Monday 13 December 2010

Telepresence

It seems likely that in the future it will be less likely that you'll need to attend meetings 'in person'... but this promise has been around for a long time without an accepted solution.

Cisco have established a strong presence in the market with their design for a purpose-built room (generically a videoconferencing suite):


The Apple iPhone 4 has a forward-facing camera and a built-in application / service called FaceTime

We will see how prevalent the FaceTime application will become when the next iPad arrives (spring 2011?), largely expected to also have a forward-facing camera. Then, if you can't attend a meeting, maybe send your iPad instead?
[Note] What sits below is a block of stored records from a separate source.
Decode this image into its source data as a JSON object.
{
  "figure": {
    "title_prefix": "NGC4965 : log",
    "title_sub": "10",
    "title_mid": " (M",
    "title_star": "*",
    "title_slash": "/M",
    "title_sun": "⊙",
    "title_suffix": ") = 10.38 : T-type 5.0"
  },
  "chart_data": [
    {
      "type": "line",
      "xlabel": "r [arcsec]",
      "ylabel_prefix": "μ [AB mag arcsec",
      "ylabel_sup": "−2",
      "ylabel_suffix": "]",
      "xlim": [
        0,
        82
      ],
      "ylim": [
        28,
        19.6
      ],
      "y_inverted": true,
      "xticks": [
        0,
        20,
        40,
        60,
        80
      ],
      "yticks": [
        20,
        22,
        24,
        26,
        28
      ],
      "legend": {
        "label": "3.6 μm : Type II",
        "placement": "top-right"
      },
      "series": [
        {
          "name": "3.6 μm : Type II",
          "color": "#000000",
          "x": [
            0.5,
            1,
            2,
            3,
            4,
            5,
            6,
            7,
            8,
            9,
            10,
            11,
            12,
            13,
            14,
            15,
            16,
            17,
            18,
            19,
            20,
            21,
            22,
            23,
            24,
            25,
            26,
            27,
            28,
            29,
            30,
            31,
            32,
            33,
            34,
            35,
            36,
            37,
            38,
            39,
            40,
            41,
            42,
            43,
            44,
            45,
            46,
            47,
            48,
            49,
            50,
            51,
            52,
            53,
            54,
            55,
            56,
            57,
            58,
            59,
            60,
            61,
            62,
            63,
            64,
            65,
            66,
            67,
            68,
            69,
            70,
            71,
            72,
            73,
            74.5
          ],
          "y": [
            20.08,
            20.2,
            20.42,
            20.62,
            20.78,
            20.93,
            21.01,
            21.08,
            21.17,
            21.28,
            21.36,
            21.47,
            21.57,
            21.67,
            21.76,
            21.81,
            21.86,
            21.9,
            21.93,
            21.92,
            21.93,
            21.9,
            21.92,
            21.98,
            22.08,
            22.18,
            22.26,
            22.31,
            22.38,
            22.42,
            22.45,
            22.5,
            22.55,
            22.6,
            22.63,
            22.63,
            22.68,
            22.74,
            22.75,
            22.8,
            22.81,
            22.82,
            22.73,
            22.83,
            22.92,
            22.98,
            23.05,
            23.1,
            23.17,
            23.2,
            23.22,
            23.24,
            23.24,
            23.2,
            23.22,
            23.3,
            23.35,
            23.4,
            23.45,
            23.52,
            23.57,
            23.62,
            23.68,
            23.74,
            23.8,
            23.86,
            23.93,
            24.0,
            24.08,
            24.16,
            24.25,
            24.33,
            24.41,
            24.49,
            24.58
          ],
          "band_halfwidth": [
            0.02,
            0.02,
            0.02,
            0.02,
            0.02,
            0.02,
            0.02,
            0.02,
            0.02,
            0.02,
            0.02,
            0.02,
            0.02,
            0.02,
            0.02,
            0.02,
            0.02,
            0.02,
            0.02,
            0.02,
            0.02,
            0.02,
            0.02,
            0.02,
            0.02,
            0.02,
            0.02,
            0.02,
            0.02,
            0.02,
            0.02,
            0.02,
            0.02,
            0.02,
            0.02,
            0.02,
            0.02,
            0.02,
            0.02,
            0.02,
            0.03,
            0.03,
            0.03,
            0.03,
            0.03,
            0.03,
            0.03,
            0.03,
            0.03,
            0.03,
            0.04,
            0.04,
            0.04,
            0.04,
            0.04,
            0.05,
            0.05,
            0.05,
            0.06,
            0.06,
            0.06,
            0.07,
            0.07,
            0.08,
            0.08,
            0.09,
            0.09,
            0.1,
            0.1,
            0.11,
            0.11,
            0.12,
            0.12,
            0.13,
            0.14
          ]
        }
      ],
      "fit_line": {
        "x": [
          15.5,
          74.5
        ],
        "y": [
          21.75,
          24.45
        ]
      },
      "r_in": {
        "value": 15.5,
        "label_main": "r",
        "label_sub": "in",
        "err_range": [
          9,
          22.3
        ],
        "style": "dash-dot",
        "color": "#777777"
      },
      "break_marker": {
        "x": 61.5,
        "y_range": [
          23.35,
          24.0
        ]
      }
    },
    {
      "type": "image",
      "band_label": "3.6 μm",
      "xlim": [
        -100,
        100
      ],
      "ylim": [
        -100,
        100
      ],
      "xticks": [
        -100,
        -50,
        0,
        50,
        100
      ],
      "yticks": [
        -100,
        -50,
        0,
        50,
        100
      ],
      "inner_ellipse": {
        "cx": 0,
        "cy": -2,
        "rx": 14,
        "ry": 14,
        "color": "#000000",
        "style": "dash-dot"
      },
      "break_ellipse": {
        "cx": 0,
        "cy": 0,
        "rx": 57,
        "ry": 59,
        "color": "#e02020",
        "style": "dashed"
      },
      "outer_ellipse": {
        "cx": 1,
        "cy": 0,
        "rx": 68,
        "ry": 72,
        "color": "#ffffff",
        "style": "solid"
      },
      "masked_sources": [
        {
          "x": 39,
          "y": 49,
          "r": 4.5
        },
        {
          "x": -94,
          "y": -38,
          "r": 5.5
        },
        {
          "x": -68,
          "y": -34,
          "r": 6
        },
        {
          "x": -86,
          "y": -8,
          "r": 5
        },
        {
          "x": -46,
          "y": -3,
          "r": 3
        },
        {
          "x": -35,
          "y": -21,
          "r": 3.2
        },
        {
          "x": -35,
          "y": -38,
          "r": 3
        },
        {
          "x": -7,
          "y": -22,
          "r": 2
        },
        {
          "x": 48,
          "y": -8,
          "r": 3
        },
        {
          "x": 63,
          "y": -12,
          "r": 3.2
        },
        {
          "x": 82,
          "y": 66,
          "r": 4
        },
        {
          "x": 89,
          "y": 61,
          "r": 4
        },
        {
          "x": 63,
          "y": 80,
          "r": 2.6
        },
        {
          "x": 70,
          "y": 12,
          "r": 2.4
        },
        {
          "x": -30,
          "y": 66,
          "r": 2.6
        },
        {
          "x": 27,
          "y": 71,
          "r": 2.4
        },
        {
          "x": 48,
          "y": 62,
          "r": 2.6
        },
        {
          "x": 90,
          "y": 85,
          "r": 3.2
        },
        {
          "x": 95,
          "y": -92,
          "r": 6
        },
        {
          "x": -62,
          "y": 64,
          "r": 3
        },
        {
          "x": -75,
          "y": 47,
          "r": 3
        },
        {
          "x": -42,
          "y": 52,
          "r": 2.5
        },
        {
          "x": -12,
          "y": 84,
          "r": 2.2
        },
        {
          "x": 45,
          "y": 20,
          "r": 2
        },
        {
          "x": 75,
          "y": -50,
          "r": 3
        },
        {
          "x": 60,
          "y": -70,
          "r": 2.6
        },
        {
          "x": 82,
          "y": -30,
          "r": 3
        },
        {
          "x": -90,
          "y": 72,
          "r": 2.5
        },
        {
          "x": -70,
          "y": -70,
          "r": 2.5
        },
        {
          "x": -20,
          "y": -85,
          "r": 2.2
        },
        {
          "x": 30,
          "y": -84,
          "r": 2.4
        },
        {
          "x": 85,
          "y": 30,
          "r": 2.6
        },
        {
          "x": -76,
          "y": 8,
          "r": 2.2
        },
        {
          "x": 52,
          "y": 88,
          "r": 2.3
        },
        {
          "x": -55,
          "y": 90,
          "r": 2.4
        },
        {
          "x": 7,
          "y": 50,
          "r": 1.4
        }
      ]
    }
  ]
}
Or if you're not at your desk, just leave your iPad there?
For both of these images, I've done some liberal cut-and-pasting and scaled the iPad up, but you get the idea. Or maybe your remote avatar should be mobile as suggested by Anybot?

Or maybe you'll have a telepresence android?



So there's a range of options there, and we'll see which approach proves to be popular. The fact is that the internet is mostly (in volume terms) used to transmit video, bandwidth is the easiest internet parameter to increase, so this is going to lead to significant developments before long. This particular post is intended to illustrate the 'physical' end of the meeting, e.g. the picture of the guy sitting at his desk so you can walk in there and talk to him. Obviously the 'user' of the telepresence device is sitting somewhere, using some equipment, and this could be the Collaboration Station or something like it. When everyone is using a collaboration station, then these 'physical' versions become less needed.

Friday 10 December 2010

Person-Centric Collaboration

A fundamental principle of collaboration is that it is person-centric. I.e. the important thing about collaboration is who you collaborated with, not which tool you used, or the project plan, or the record of the most recent meeting although these things are important.

Few people are able to label one kind of computing person-centric or not, although the distinction is pretty simple:

In person-centric computing, the primary objects you deal with are objects or icons representing people.

So if you want to see someone's phone number, you click on the person icon and it rolls over or something to reveal the business card containing the phone number. Maybe then you can click-to-dial.

If you want to email someone, you click on some email action button on their business card.

Or equally you can maybe drag the person icon onto a telephone, or drag a telephone onto the person icon.

On my 'Collaboration Station', you establish a collaborative 'conversation with a person by dragging that person's icon into an area on your desktop representing your office or meeting room.

Please note this is not the way most desktop systems work today (Dec 2010). Today, you choose a tool first, e.g. an email client, open it up to the tool function you want, e.g. the 'write an email' sub-tool, and
then input some identifier representing a person. Developments have taken place to make the desktop more document-centric which is a very good thing, i.e. you drag your document to a tool, and my discussion of person-centric computing has issues similar to that. The dominance of the 'tool' on the Windows desktop is still pretty strong though, i.e. to edit a word document you can drag the document to the 'Word' tool, but not to the 'Excel' tool, and vice-versa for spreadsheets - the system would still work if there was an 'edit' area on the desktop and you could drag either spreadsheets or Word documents to that. This is clearly analagous to the common 'Open' function that is triggered when you double-click a Word or Excel document.

First post on a new blog

I'm accumulating content regarding collaboration tools, and decided it needs a blog to go with it, so this is it.

A particular item is the design of a Collaboration Station, i.e. a consideration of appropriate tools, somehow integrated on the desktop, aimed at making interpersonal collaboration as productive as possible.